Fruit and veg contribute to heart health: studies show people who have at least five portions a day have a lower heart disease risk. ‘It may be that they also tend to be non-smokers, a healthy weight and more active – but it’s still a good reason to get your fill,’ says registered dietitian Tracy Kelly.

Meanwhile, soluble fibre, found in oats, barley and pulses, helps lower LDL cholesterol. ‘It’s also good to include soya protein such as tofu, and nuts – snack on a handful once a day,’ Tracy adds.

Fortified dairy foods such as Flora ProActiv and Benecol claim to lower cholesterol – and there’s good research to support this, says Heart UK. It’s thanks to the ingredients known as plant sterols or stanols, which work by preventing the absorption of cholesterol in the gut. For optimal effect you need to have 2–3g daily. ‘They all seem to work slightly differently, so the best way to enjoy them is to include them all, on a regular basis, rather than sticking to one or two,’ she says.

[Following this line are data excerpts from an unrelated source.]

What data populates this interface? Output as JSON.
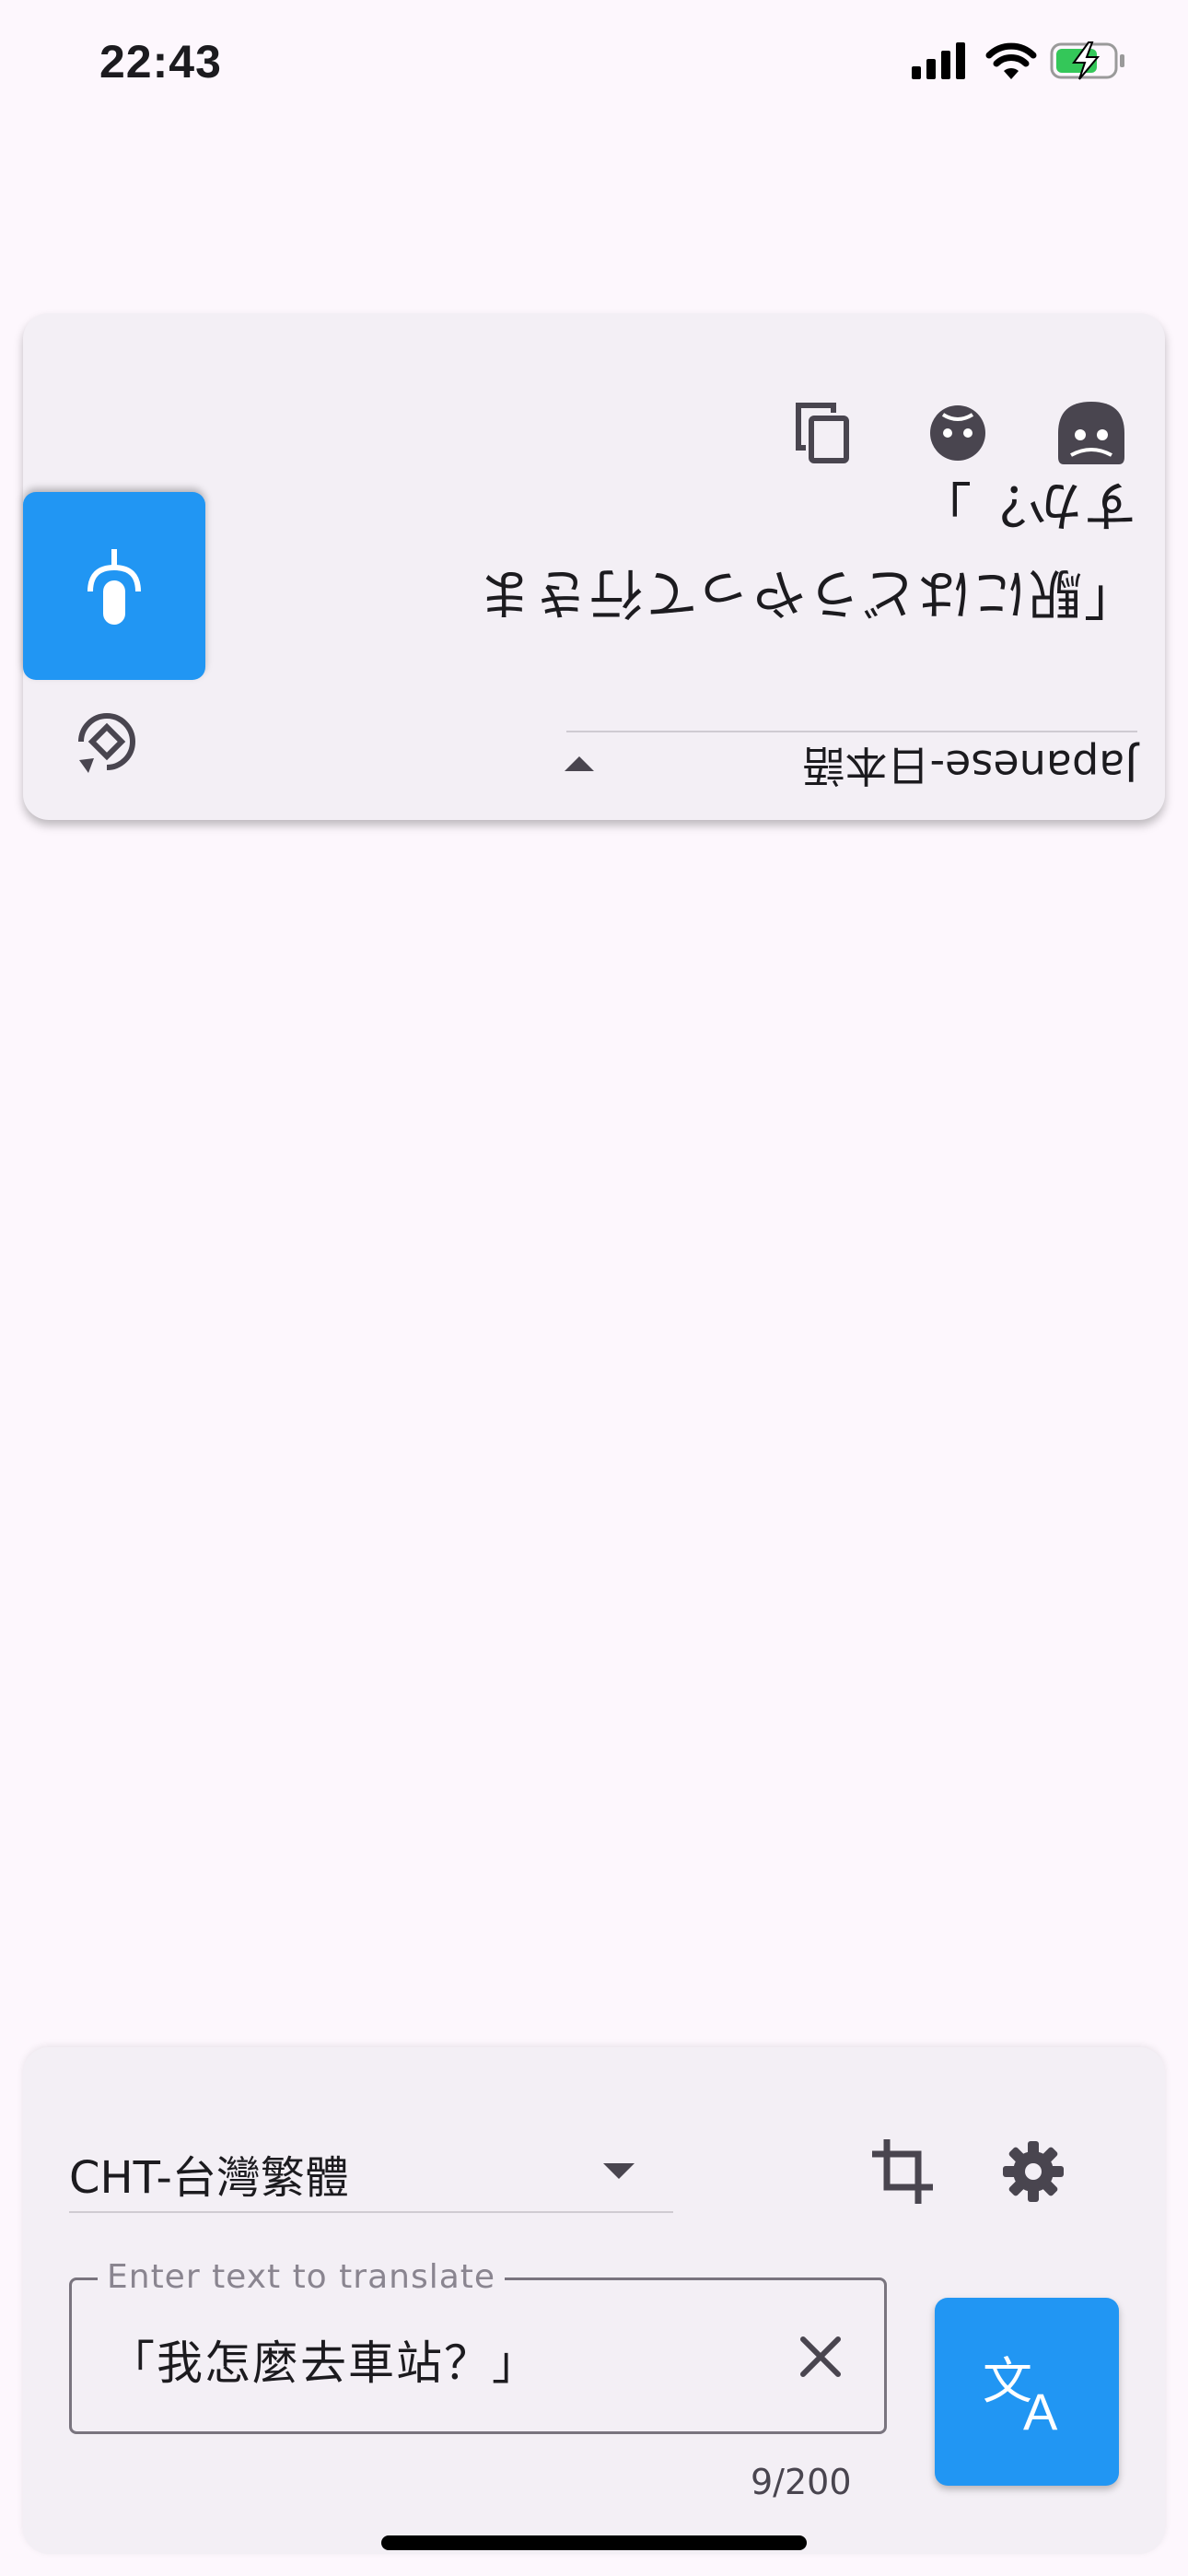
{
  "status_bar": {
    "time": "22:43"
  },
  "output_card": {
    "translated_text": "「駅にはどうやって行きますか？」",
    "language": "Japanese-日本語",
    "icons": [
      "copy-icon",
      "chat-bubble-icon",
      "face-icon",
      "mic-icon",
      "rotate-icon",
      "dropdown-arrow-icon"
    ]
  },
  "input_panel": {
    "language": "CHT-台灣繁體",
    "input_label": "Enter text to translate",
    "input_value": "「我怎麼去車站？」",
    "counter": "9/200",
    "icons": [
      "crop-icon",
      "gear-icon",
      "clear-icon",
      "translate-icon",
      "dropdown-arrow-icon"
    ]
  },
  "colors": {
    "accent": "#2196f3",
    "background": "#fdf7fd",
    "card": "#f3eff5"
  }
}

For more cholesterol-lowering diet advice, download Heart UK’s Ultimate Cholesterol Lowering Plan here.


The 6 foods that help

1. Oats
The soluble fibre beta-glucan in oats helps lower cholesterol. Get your fill in a bowl of porridge or fortified cereal such as Betavivo.
See our healthy oat recipes.

2. Fruit and veg
Filling a third of your plate with veg and ditching high-fat puds for fruit and natural yogurt will help keep your saturates intake down.
See our recipes with vegetables as a main ingredient here.

3. Pulses
A recent study found that eating 130g chickpeas, beans and lentils a day can cut LDL cholesterol by 5%.
See our recipes using pulses here.


4. Nuts
Nuts contain heart-healthy fats (but they’re high in calories so stick to a 30g portion daily).
Find 10 ways to use nuts here.

5. Plant stanols or sterols
Found in products such as Benecol and Flora ProActiv, these help lower cholesterol.

6. Soya products
High in soluble fibre, these also help stop cholesterol being absorbed into your bloodstream.

Tracy’s tips:
We know the Mediterranean diet can lower your risk of heart disease and reduce your risk of another incident if you’ve already had a heart attack. The diet ties in with the government’s Eatwell Guide: low in saturated fat and rich in wholegrains. The key message is that the type of fat you eat is important, so replace saturated and trans fats with healthier alternatives.
1. Don’t eat more than 500g (cooked weight) meat a week. Choose lean cuts, removing any visible fat.
2. Replace full-fat dairy with low-fat dairy or unsweetened and fortified plant-based alternatives.
3. Avoid butter, lard, palm oil and coconut oil and limit hard cheese – all of which are saturated. Instead, use small amounts of unsaturated fats such as rapeseed, sunflower or olive oils and spreads.
4. Include wholegrains, oily fish, beans and pulses.
5. Cook from scratch as much as possible and avoid overly processed foods so you can keep tabs on exactly what goes into your meals.
6. Stick to 6g (1tsp) max salt a day. A high intake can increase your risk of high blood pressure. This means not adding salt to meals or cooking, but also checking labels as 75% of our salt intake is already in the foods we buy. Remember, too, that all salt is the same – it doesn’t matter if it’s marketed to look more ‘natural’ or healthy, it’s still sodium chloride.